Même lorsqu’ils traitent des patients à risque élevé, les médecins ne s’emploient pas toujours à ramener le C-LDL aux valeurs recommandées sur la foi de données probantes. Lors d’une étude réalisée chez des patients ayant quitté l’hôpital après avoir subi un IM avec sus-décalage du segment ST (IM ST+), la rosuvastatine et l’atorvastatine se sont révélées comparables sur le plan de l’efficacité, mais cette similarité s’explique probablement par la prescription de doses sous-optimales des deux médicaments. En effet, la rosuvastatine à 20 mg entraîne une diminution du C-LDL équivalente, au moins, aux baisses obtenues sous atorvastatine à la dose maximale, mais on a rarement prescrit ces doses, même aux patients non parvenus aux valeurs cibles. Les auteurs de l’étude, sous la direction du Dr Olivier F. Bertrand, Institut universitaire de cardiologie et de pneumologie de Québec, Sainte-Foy, ont conclu que, peu importe la statine utilisée, les médecins n’assuraient pas une prise en charge assez énergique de l’hyperlipidémie chez ces patients à risque élevé.

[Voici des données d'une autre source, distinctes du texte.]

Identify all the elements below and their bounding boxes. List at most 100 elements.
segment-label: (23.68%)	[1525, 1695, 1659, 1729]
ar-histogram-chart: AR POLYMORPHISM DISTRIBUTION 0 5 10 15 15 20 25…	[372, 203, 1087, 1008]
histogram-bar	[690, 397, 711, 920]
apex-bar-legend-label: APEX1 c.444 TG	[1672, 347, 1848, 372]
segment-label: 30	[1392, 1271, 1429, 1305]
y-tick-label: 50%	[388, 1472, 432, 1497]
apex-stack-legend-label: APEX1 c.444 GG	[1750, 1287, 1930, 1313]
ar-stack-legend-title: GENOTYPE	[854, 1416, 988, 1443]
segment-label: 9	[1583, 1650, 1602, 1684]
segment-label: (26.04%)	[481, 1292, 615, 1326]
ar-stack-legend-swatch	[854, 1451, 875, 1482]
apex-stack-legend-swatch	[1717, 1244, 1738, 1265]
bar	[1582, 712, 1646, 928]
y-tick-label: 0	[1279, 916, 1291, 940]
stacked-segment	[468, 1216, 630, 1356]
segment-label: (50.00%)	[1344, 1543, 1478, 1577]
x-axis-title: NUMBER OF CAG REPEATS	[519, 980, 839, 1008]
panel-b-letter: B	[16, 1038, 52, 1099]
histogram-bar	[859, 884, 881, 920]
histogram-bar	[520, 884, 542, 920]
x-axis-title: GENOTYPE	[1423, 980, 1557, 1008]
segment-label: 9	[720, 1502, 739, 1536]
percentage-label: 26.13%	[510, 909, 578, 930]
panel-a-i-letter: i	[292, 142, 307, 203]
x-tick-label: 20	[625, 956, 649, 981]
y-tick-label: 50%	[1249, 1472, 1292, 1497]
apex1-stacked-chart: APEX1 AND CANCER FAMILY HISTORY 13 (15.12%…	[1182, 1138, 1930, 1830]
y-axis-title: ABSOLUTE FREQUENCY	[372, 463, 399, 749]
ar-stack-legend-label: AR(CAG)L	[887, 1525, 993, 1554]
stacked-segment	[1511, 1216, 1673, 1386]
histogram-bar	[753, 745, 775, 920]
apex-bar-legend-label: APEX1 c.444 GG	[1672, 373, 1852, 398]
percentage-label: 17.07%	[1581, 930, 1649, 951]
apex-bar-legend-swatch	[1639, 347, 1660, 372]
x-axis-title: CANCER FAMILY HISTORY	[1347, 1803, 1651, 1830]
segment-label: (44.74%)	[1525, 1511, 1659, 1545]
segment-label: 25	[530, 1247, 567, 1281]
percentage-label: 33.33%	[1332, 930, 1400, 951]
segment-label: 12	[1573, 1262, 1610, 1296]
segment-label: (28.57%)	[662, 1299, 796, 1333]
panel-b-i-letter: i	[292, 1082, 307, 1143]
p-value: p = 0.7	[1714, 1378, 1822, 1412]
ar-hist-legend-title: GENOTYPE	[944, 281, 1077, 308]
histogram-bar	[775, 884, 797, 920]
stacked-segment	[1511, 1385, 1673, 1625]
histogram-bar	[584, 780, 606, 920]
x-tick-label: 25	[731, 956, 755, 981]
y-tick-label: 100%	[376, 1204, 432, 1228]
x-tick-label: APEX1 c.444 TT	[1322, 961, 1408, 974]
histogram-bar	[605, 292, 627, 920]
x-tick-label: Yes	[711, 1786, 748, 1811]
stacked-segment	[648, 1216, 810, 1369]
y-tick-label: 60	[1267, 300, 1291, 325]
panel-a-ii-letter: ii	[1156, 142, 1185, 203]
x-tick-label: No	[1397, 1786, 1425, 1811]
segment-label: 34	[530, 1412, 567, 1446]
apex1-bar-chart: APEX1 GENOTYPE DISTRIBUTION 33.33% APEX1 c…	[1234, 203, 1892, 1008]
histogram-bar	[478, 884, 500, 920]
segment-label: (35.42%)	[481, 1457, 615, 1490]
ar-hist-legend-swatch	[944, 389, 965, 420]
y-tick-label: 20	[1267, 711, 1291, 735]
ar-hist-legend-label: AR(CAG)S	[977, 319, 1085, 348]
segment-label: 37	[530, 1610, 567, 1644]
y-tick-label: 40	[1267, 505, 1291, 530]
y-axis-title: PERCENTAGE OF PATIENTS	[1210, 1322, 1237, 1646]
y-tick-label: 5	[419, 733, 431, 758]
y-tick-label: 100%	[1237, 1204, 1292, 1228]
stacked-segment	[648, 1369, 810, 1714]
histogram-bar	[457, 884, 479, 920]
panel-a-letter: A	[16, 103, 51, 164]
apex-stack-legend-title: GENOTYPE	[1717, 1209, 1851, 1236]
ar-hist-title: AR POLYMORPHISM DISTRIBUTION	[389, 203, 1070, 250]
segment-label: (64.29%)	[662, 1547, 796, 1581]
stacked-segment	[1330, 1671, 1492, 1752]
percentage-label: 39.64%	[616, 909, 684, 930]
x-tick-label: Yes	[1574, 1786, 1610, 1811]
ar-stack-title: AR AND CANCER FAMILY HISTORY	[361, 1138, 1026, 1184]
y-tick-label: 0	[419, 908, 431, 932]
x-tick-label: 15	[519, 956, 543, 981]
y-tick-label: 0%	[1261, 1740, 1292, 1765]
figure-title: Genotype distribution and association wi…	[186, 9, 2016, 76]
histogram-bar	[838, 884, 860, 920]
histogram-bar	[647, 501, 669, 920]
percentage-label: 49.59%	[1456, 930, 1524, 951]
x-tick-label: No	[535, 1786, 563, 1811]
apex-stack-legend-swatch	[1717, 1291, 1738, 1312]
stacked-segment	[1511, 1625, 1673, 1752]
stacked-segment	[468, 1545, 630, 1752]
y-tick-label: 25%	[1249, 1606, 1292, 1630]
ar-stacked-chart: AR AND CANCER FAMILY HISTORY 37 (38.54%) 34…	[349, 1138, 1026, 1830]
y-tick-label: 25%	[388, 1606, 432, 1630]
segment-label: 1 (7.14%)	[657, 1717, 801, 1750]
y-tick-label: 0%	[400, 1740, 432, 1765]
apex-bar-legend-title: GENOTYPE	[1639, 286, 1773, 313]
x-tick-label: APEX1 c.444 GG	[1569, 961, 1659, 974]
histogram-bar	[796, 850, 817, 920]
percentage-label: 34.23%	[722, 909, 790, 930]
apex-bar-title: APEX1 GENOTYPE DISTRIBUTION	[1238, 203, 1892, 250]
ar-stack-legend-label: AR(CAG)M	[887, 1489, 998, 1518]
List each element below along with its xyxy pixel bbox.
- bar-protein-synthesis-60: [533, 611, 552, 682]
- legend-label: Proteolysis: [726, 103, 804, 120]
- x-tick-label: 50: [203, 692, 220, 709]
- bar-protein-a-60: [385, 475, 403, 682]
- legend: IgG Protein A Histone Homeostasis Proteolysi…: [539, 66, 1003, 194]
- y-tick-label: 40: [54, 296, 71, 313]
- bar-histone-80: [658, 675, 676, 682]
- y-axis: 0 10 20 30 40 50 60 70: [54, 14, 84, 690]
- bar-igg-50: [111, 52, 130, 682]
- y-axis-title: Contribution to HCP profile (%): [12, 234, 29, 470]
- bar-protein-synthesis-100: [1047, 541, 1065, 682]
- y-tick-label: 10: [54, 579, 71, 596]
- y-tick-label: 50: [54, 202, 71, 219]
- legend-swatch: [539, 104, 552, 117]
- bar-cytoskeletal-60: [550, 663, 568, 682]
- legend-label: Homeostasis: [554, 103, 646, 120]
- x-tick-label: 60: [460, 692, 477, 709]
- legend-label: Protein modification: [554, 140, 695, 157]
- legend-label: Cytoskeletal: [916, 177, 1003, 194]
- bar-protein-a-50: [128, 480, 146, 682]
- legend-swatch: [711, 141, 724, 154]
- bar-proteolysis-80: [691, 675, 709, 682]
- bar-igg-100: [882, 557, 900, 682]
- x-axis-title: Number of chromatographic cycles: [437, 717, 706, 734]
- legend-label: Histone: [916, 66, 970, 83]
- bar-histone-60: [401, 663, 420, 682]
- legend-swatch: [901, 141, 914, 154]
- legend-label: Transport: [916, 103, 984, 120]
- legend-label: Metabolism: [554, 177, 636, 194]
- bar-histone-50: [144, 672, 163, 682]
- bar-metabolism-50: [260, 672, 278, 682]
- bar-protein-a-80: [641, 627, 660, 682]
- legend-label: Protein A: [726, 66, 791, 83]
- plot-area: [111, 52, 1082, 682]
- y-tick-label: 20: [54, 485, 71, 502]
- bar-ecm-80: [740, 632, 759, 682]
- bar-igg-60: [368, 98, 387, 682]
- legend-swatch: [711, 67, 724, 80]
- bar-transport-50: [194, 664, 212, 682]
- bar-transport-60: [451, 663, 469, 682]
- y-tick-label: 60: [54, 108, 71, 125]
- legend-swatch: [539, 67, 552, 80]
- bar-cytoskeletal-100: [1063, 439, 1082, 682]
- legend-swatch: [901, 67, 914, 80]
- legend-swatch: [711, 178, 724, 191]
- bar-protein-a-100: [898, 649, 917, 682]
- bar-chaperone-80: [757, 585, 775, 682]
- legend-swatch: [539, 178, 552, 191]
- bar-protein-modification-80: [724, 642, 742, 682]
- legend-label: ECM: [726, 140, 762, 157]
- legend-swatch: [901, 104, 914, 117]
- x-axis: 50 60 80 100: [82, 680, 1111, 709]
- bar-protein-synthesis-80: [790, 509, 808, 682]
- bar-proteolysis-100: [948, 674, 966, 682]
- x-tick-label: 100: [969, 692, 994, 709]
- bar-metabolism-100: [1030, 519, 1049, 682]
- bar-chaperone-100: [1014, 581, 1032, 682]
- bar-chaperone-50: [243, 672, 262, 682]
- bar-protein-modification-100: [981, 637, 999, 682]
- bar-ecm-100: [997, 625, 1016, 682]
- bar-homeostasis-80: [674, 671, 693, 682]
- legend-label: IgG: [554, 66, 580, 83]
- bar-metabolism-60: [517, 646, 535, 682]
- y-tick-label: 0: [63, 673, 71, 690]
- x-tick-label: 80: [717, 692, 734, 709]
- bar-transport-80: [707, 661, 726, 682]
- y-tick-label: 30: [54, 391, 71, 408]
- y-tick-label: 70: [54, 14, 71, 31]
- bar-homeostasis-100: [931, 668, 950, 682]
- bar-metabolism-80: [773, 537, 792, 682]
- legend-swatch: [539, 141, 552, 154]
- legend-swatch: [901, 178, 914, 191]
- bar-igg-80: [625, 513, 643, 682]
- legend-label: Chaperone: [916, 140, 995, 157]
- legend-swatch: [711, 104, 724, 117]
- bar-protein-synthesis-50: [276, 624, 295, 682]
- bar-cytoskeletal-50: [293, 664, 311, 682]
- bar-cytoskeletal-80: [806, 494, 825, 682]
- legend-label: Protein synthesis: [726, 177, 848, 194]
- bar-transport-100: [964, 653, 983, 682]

Il semble que, tout comme dans la population à risque modéré, les cliniciens ne soient pas pleinement conscients des effets que peut avoir la réduction du risque chez les patients à risque élevé; du coup, ils laissent passer de belles occasions d’améliorer les résultats à long terme chez ces sujets. Dans la population à risque modéré, le problème pourrait procéder de la non-utilisation de méthodes reconnues d’évaluation du risque. En effet, grâce à ces outils, on peut repérer des patients qui devraient prendre une statine et adopter d’autres stratégies de réduction du risque, candidats qui, autrement, pourraient passer à travers les mailles du filet. Quant à la population à risque élevé, elle ne reçoit pas, semble-t-il, un traitement qui permette l’atteinte des valeurs cibles. Chose certaine, dans un cas comme dans l’autre, les recommandations fondées sur des preuves sont on ne peut plus claires quant à la conduite à tenir.

Résumé

Une bonne évaluation du risque CV est la première étape indispensable à la mise en route d’un traitement adéquat. Or, chez les patients à risque modéré, les médecins de premier recours du Canada appliquent mal les stratégies d’évaluation du risque, du moins selon l’étude PARADIGM. Toujours dans la population à risque modéré, l’équipe de JUPITER avait démontré que la mise en évidence d’un taux élevé de hsCRP était particulièrement utile pour le repérage des candidats au traitement par une statine, en particulier ceux dont les dyslipidémies étaient peu marquées ou inexistantes. Les statines comptent parmi les outils les plus efficaces pour la réduction primaire et secondaire du risque d’événements CV. On a constaté récemment que même les patients à risque très élevé n’atteignaient pas les cibles lipidiques; il y a donc lieu de croire que l’on pourrait diminuer la morbimortalité en modelant davantage les traitements sur les données probantes.